The game Wordle is catching the world by storm. As a biostatistician I wanted to jump in and provide an analysis different from what you'll read elsewhere.
Specifically, I will optimize three different strategies to the game - strategies you may or may not currently use.
Although I prefer strategy three, there are merits to both of them depending on the type of player you are and your knowledge of the English language.
For starters, here are the general rules:
Unlike other analyses online, I wanted to make this specific to Wordle. I am using the December 2021 edition of Collins Scrabble Words from the UK. Furthermore, I am limiting my analysis to the 12,915 words which contain 5 letters. Most other analyses looks at a breakdown of every word in the English language, but words containing 5 letters are truly different from others.

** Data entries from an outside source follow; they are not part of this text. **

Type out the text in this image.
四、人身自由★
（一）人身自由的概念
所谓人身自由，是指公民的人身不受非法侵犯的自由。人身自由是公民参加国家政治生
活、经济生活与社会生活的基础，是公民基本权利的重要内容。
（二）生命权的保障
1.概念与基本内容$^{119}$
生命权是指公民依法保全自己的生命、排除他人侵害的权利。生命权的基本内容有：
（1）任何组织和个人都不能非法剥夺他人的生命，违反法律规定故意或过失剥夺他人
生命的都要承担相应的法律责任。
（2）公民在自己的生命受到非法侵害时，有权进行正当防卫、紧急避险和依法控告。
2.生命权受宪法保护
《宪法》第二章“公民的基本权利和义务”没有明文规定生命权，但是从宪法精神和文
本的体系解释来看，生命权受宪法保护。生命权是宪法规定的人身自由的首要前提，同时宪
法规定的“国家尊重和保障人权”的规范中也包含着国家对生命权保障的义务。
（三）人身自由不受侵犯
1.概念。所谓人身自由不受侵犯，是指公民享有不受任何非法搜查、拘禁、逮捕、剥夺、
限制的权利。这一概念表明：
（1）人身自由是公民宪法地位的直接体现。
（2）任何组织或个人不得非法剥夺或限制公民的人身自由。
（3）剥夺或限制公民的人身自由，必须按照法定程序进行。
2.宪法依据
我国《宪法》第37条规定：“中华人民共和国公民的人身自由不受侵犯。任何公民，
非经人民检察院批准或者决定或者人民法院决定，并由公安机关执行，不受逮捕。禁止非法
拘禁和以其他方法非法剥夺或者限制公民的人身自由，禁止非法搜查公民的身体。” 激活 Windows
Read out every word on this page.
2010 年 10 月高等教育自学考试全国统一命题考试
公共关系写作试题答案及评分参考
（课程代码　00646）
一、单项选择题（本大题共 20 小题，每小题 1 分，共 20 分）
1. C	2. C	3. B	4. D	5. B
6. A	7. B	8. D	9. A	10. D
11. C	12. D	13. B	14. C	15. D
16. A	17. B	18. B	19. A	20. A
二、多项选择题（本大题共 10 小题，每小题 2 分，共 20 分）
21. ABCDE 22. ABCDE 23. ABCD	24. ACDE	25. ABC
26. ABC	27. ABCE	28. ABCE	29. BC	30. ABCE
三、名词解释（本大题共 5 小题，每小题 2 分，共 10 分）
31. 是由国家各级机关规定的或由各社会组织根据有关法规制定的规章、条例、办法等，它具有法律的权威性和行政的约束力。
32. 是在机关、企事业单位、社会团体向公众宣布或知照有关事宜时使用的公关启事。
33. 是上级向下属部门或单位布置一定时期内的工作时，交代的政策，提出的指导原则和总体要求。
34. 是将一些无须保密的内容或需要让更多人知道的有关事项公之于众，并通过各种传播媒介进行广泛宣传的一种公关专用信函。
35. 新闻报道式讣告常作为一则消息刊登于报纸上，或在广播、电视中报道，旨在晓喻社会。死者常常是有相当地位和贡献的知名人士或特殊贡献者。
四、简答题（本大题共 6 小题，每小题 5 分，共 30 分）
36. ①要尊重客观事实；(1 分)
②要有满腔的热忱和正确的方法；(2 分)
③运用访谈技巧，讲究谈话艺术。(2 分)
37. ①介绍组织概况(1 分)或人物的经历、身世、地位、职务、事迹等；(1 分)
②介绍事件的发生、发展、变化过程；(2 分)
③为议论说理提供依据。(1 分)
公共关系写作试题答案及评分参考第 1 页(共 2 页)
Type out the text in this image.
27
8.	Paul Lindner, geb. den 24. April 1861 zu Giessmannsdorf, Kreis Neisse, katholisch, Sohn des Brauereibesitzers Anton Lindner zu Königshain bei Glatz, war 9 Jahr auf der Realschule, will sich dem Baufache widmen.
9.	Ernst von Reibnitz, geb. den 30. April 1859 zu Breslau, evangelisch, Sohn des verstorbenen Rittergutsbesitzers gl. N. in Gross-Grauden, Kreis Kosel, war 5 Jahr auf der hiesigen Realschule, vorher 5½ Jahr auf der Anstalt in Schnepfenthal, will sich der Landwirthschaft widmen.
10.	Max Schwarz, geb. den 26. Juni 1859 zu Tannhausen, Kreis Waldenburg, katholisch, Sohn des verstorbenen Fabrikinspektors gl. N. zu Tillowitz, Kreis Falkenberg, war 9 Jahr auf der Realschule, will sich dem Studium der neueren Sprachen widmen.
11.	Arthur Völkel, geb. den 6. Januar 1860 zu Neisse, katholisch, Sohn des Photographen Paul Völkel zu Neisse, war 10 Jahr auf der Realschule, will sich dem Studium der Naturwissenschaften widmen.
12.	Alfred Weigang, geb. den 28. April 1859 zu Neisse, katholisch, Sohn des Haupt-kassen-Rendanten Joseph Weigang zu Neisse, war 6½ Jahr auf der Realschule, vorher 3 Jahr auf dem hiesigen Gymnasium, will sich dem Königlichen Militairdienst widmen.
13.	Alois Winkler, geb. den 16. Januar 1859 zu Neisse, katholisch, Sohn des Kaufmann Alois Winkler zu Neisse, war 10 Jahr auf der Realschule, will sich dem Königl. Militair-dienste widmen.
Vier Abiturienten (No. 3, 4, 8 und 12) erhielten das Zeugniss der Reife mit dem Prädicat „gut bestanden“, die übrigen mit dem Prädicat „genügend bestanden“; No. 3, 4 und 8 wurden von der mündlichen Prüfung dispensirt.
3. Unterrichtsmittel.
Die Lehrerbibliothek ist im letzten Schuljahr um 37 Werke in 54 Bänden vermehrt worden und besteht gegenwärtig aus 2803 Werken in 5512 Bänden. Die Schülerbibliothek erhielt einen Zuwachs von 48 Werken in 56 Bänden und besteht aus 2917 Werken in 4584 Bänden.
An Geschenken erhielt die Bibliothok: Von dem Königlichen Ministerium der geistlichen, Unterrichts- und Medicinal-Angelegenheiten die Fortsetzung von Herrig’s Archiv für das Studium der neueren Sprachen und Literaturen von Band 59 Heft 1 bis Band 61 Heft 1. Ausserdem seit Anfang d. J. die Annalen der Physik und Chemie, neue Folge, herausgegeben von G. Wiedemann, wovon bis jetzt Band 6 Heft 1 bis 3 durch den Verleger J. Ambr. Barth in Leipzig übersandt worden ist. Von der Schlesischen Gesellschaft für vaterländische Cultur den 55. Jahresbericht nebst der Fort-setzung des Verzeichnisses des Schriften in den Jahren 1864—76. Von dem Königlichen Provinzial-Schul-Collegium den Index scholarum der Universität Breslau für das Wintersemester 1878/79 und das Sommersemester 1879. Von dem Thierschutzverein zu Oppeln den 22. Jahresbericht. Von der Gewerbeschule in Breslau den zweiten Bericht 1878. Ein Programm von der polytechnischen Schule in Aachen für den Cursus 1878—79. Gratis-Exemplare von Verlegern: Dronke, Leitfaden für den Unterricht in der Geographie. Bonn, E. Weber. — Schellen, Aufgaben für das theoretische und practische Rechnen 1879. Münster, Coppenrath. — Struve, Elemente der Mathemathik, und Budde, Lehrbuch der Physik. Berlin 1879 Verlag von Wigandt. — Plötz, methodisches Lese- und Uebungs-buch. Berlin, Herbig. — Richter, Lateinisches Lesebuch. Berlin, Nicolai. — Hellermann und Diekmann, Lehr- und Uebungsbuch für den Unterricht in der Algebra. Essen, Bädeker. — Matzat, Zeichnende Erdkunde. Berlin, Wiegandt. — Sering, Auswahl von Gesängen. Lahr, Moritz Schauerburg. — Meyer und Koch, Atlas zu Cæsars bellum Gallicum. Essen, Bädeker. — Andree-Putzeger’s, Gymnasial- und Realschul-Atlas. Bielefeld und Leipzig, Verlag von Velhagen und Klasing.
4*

The most common letter is S which appears in 46% of all five-letter words while Q is the least common and appears in less than 1% of all words. Rounding out the top five are the letters E, A, R, and O.
1. "TARGETTING YELLOW SQUARES" Strategy
When you target yellow squares, you are simply hoping for any letter(s) found in the final word. You don't care about the order. Perhaps you are great at Scrabble or played Jumble growing up.
In order to target yellow squares, you're best off making your first word one that contains the five most common letters: S, E, A, R, and O.
In this case the word AROSE would be the best possible guess. In the 12,915 words, 64,575 letters are used. The letters in AROSE account for 43% of all possibilities. In other words, on average, you'll get two letters correct after this first guess. They could be yellow or green.
Although this looks great, there are still 408 words that end with E and have an O somewhere else in the word. This goes down to 188 when you take away A, R, and S.
Another approach is to knock out the 10 most common letters but do so with zero overlap. In this case, you can start with AROSE and then move on to UNTIL. You've now accounted for 68% of all possibilities. This will yield you, on average, just over 3 letters.
In the example above, there are now 40 possibilities - down considerably from 400+ when you only had "arose". And only 21 if you eliminate the grey letters.
You could also try for 15 letters, but doing so with no overlap means you can't use the same words you did above. Now, the best approach is to use the words PLAIN, COMER, and DUSTY (in that order, according to how common they are). You're now up to 84% of all possibilities and you have only used 50% of your guesses.
In this case, the only possible word is "issue."
Finally, you could target the 20 most common letters but at the expense of an extra guess. To ensure no overlap go with MALTY, PRONG, CUBED, and WHISK (in that order). You've now covered 95.5% of all letter possibilities but only have two guesses left.
Using this strategy, the word "comes" is the only possible word with this combination.
A slight modification of this strategy is to start with the word AROSE but then move on to your own strategy that you customize as you go on. For example, if only E goes yellow, target the next four most common letters (i.e. T, L, I and N) by guessing a word that contains them but also does not have E that last location (in this case, go with INLET as word number two). You've now accounted for 64% of all possibilities BUT you have a greater chance that the E will end up green. So 6% less than using UNTIL, but the possibility of a green. Or, worst case, you'll know another spot that E is not located. To me, a worthwhile trade-off but you are thinking on the fly.
2. "TARGETTING GREEN SQUARES" Strategy
When you target green squares, you get the added bonus of knowing not only the proper letter, but its location. To do this, I've broken down all five-letter words by both the most common letter and where in the word that letter is found.
From this, we know that, of all 64,575 letter possibilities, 6.1% consist of an S at the end of the word. Likewise, S is the most common possibility at the start.
A and O are most likely found at spot number two, while E, by far, is most commonly found in the 4th location. R is most likely to be found in location three.
While "arose" was the best word in strategy number one, "arose" has the letter A in a location where it is not likely to be found (i.e. the start). S is also least likely to be found in the middle of the word, and that's where "arose" has it.
In this 'targetting green strategy', the best possible guess would be "sares" but this isn't a real world. In that case, SORES is most likely to get you a green. In fact, on average, you'll get a green 17.2% of the time.
Of course, the trade-off is that you will have, on average, 33.8% of the letters correct, versus 43.1% with "arose". So once again, it depends what type of player you are.
PLEASE NOTE: The chart above is also very helpful when you have a yellow letter and you want to know where it could end up. For example, you are wise to put a yellow "J" at the start where it is 2.5 times more likely to be found than all the other four spots combined.
3. "TARGETTING YELLOW AND GREEN SQUARES" Strategy
This is my preferred strategy. While you are less likely to get a yellow square, the increase in getting a green square makes this worth it. Getting a green reduces the number of possible final words.
For this strategy, go with PARES, COULD, and then MINTY.
This approach targeting not just all 15 most common letters, but it hits 13 of the 15 in its most commonly found location.
In this approach, on average, you cover 32.6% of the green possibilities and 83.8% of the letters (i.e. yellow).
Ultimately, the strategy you choose is up to you. Consider experimenting with them all. In any given game, one strategy will be best.
But statistically, that best strategy, on average, is number three.